When I turned in my petitions for the sheriff's race here in McHenry County, I was handed a form and told to "Sign there". The form? The Code of Fair Campaign Practices, as outlined in the Illinois State election law at 10 ILCS 5/29B-10.
Since I was there to turn in my petitions, I figured that the form was required. I didn't think there would be too much wrong with a Code that was in an elections law.
Wrong! I should have read it first. Now I must decide whether to rescind the statement to which I solemnly pledged.
Paragraph (6) reads, "I will defend and uphold the right of every qualified American voter to full and equal participation in the electoral process."

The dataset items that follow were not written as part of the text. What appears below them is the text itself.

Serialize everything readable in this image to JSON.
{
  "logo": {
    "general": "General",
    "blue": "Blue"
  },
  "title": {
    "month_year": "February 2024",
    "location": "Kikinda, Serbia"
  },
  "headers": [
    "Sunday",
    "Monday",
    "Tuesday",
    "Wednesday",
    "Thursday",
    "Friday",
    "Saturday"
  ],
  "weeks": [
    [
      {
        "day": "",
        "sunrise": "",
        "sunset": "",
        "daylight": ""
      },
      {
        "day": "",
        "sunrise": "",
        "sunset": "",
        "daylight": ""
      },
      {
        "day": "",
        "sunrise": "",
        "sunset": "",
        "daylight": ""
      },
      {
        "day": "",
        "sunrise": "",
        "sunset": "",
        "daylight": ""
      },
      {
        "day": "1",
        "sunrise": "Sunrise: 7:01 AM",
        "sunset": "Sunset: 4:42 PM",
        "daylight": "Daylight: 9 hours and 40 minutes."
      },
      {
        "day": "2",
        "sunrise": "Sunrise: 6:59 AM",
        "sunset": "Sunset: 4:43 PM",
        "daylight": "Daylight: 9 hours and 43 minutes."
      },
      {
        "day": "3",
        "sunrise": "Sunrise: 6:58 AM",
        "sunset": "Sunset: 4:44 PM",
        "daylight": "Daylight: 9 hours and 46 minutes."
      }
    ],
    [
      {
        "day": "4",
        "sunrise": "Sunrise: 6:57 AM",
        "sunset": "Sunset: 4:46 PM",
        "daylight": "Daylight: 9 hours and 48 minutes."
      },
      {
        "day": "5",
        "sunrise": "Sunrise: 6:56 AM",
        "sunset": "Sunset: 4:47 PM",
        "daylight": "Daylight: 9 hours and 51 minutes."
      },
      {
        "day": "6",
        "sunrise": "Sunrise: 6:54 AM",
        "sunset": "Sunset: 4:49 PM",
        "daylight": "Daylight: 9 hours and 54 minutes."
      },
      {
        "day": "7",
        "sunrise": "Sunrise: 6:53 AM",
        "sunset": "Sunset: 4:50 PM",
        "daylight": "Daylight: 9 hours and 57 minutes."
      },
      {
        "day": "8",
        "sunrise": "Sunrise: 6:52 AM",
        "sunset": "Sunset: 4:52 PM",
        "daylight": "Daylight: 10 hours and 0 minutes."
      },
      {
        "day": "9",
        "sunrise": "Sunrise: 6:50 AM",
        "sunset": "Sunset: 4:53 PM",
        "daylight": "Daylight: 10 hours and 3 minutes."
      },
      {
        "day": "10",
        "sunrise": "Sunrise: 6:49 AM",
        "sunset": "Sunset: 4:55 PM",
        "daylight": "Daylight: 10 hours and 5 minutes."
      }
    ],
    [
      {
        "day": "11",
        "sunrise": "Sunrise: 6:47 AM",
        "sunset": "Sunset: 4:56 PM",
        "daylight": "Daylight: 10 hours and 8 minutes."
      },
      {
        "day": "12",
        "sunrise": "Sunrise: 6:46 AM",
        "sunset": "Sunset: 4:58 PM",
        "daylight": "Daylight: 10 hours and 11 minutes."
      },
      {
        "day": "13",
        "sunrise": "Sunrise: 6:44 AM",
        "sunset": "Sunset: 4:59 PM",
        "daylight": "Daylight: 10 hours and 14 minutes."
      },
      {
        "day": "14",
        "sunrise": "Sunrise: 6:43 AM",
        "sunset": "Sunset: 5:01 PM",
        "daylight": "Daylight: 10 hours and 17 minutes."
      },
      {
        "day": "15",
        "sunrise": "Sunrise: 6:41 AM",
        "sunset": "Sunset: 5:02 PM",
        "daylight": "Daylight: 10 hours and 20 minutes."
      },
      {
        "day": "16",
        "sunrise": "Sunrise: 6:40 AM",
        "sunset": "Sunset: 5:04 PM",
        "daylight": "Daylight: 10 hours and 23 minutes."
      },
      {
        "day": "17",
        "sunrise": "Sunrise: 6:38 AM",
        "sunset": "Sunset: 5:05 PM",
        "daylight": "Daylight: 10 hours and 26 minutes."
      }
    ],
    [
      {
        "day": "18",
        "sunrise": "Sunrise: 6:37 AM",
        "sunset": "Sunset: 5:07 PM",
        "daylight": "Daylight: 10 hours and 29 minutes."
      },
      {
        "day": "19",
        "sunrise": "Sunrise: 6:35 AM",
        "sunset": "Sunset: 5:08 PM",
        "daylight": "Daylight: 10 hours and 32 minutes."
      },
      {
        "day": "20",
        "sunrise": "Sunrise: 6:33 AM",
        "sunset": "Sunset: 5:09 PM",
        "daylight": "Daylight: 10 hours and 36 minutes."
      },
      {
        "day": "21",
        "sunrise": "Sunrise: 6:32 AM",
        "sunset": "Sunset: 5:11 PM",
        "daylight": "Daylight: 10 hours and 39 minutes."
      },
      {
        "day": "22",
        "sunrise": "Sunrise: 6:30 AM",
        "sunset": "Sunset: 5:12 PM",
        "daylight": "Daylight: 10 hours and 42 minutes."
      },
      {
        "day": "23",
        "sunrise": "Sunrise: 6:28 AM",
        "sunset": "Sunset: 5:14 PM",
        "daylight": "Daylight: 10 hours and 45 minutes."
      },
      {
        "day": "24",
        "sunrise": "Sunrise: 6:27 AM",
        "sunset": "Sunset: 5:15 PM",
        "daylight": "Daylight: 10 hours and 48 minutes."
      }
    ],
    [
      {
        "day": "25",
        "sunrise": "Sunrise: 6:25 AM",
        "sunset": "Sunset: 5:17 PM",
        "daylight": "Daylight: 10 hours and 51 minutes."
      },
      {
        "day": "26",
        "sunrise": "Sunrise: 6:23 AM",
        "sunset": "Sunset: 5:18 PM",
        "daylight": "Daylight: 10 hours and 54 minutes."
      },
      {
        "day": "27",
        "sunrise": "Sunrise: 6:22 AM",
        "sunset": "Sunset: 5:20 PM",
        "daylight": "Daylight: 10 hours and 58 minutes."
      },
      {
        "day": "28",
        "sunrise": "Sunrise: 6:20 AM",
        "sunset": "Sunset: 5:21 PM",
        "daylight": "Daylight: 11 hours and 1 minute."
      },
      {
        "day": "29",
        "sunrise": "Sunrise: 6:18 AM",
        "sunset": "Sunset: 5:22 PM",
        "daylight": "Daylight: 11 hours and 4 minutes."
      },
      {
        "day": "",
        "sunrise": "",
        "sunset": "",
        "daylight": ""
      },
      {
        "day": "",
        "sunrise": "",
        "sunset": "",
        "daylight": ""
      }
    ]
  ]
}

I cannot do that. I cannot afford to do that. Let's say that some poor sharecropper in Mississippi is kept from the polls and not allowed to vote. Does this mean I have to jump in my car and head south to defend him?
And what's with the "American" voter? What is the qualified voter is Chinese or Japanese?
I would comply with most of the rest of the Code without having to sign my name to it.
But the real sticking point for me on this Code is that it was handed to me with a "Sign there" direction. I wasn't told it was optional or voluntary.
On the reverse side of the signature page it reads, "The State Board of Elections or county clerk shall inform each political committee that subscription to the Code is voluntary." (The State definition of committee includes the candidate.)
There is nothing "voluntary" about being handed a form and told to "Sign there."
I've spoken with other candidates who also were told to sign it, when they were there to submit their petitions. None has told me that he thought the Code was voluntary.
The moral of the story? Don't sign anything without reading and understanding it first.